Be not goaded

Common sense can have a calming effect, I have found, when engaged in various controversies. It does not necessarily come from me. Usually it is a remark contributed by some “innocent bystander” — a term I should use cautiously, for as a veteran policeman once explained, “There is no such thing as an innocent bystander.” But there are those not guilty of specific crimes.

This morning’s issue will be anthropogenic global warning. It comes naturally to mind on a day when the temperature in the Greater Parkdale Area is zero (Fahrenheit), yet with a significant “windchill,” blowing from dead north. This produces what the weathermen call a “feels-like” of around minus twenty, which might be considered “balmy” by an inhabitant of, say, northern Manitoba. But I note there are very few inhabitants in northern Manitoba.

Denizens of the continental interior, more generally, could spend half the year praying for global warming, and the other half fearing that their prayers have been answered; add or subtract by isothermal latitude. So it goes. I live near the southern extreme of Canada, on land “normally” under a mile or two of ice, if one looks candidly over the known climatological history of the last few million years. So far as they are intelligent, I think most of my countrymen would express a “preferential option” for as much carbon as we are capable of spewing. It is in our national interest to sustain the present interglacial. And should this leave a few low-lying tropical islands under water, well, we have a generous immigration policy.

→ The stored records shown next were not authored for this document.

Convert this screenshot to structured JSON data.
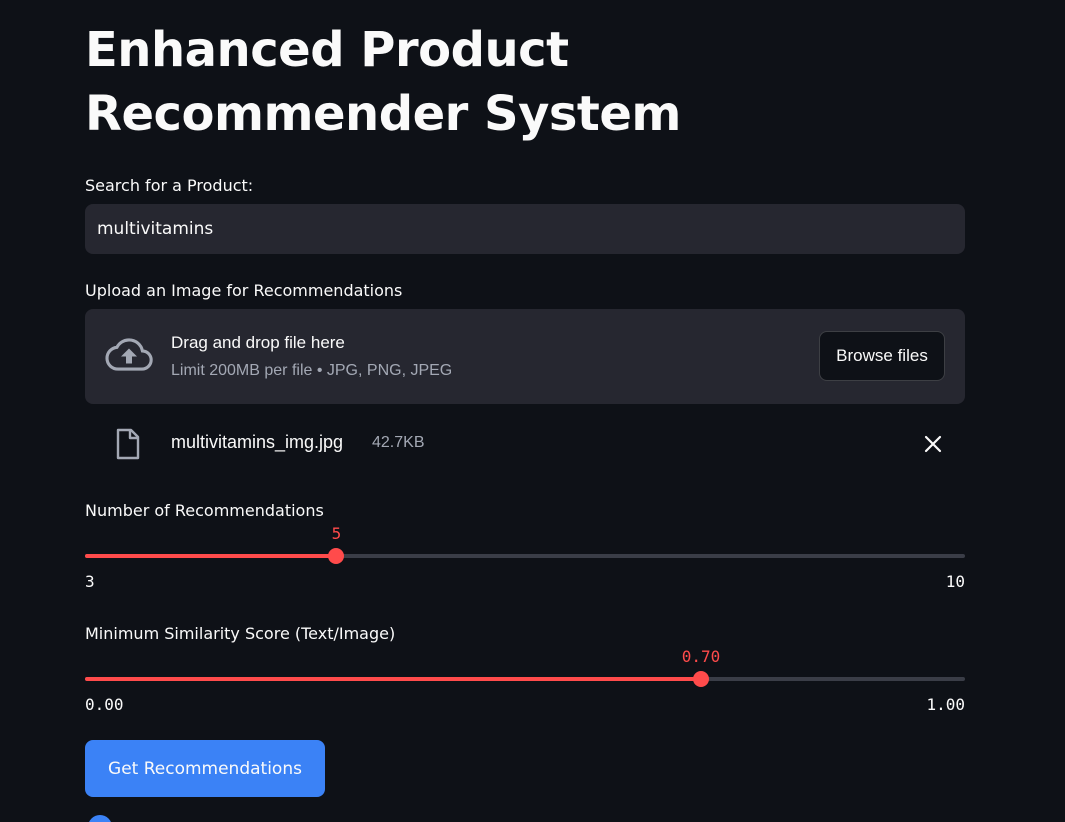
{
  "page": {
    "title": "Enhanced Product Recommender System"
  },
  "search": {
    "label": "Search for a Product:",
    "value": "multivitamins"
  },
  "upload": {
    "label": "Upload an Image for Recommendations",
    "dropzone_title": "Drag and drop file here",
    "dropzone_subtitle": "Limit 200MB per file • JPG, PNG, JPEG",
    "browse_label": "Browse files",
    "icon": "cloud-upload-icon",
    "file": {
      "name": "multivitamins_img.jpg",
      "size": "42.7KB",
      "icon": "file-icon",
      "remove_icon": "close-icon"
    }
  },
  "num_recommendations": {
    "label": "Number of Recommendations",
    "value": "5",
    "min": "3",
    "max": "10",
    "value_num": 5,
    "min_num": 3,
    "max_num": 10
  },
  "similarity": {
    "label": "Minimum Similarity Score (Text/Image)",
    "value": "0.70",
    "min": "0.00",
    "max": "1.00",
    "value_num": 0.7,
    "min_num": 0,
    "max_num": 1
  },
  "actions": {
    "submit_label": "Get Recommendations"
  },
  "colors": {
    "background": "#0e1117",
    "surface": "#262730",
    "accent": "#ff4b4b",
    "primary_button": "#3b82f6",
    "text": "#fafafa",
    "muted_text": "#a3a8b4"
  }
}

Now, while it is true that I became bored with this topic, years ago, I was nevertheless on record with my view that “globalwarmalarmism” is a public-funding fraud. It is based on claims to knowledge that humans cannot have, and more pointedly, on methods of computer modelling that cannot reliably predict if it will snow on Saturday, let alone what will happen in another hundred years. It is not my business if people spend their lives playing computer games, but I do not think they should demand trillions for a contrived result.

The reason for their influence should be clear to any political observer not born yesterday. Grand schemes to “reduce global warming” are a godsend to the bureaucracies of states already drowning in debt. They provide an excuse for massive extension of those bureaucracies, and ever more detailed control and supervision of our daily lives — regardless of cost. They could also provide a check on the kind of frontier capitalism that has raised too many Third World countries out of abject poverty and starvation. We need to cut off their fossil fuels, to keep those economic rivals in their place.

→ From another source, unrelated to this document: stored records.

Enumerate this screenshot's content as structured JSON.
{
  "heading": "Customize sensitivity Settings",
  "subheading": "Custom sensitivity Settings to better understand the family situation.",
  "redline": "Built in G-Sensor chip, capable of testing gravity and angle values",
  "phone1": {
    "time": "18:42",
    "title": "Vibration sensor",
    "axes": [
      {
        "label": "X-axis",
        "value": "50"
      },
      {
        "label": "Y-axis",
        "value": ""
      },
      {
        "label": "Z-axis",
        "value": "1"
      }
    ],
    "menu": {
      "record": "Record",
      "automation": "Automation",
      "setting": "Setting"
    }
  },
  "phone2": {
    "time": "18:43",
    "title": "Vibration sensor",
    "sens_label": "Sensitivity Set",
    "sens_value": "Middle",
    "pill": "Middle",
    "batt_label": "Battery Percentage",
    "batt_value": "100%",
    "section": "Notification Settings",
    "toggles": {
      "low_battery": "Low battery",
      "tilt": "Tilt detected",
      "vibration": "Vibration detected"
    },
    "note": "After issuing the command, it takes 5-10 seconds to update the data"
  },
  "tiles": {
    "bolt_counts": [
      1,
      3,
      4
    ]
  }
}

Paradoxically, I am myself in favour of brisk technological retreat, but for different reasons. I think people should live simpler lives, and restore attention to the moral and spiritual verities. However, as a Catholic, I also think this should be voluntary; that it can be achieved only by conversion of souls. I do not think much “regress” will be made, in the long run, by scaring people with big lies. But that is not to say my position is pragmatic.

The Church has every right to address questions of the common good; but as she has consistently reasoned through the last couple of centuries in the face of Marxism and other revolutionary and “progressive” movements, she is bound to oppose “collectivism.” Climate-change environmentalism is simply the latest try-on from that diabolical end of the political spectrum. Pope Francis is quite orthodox when eschewing, in principle, “ideologies” of every kind. Would that he had, himself, a better comprehension of what this must entail.

The news that he will take a big stand on “climate change,” along with rumours of whom he is consulting, has added to the heap of desolation felt by many “traditional” (i.e. serious) Catholics who, regardless of their views on the weather, and of human sway upon it, do not think a pope should concern himself with subjects he knows little or nothing about, or go about strutting like a politician. We have, in this opinion (which I am incidentally inclined to share), got beyond the point where “the media” can be blamed for misrepresenting what he says. Of course they do that, but if one persistently plays to their gallery, one must reasonably expect them to play back.

Yet here is where common sense comes in, and we should feel less goaded. It is supplied in this case by Rachel Lu, the imperturbably calm and sensible columnist in Crisis magazine. I would have made this point more forcefully, but instead, tip my hat to her composure (displayed here), and leave this morning’s final word to her:

“We should probably be grateful if the talking heads chatter a lot about Catholicism and climate change. After the recent, literally scandalous debates over divorce and family issues, it might be a relief to see the Holy Father devoting his energies to environmental concerns, rather than stirring up doubt and division over central doctrinal or moral questions.”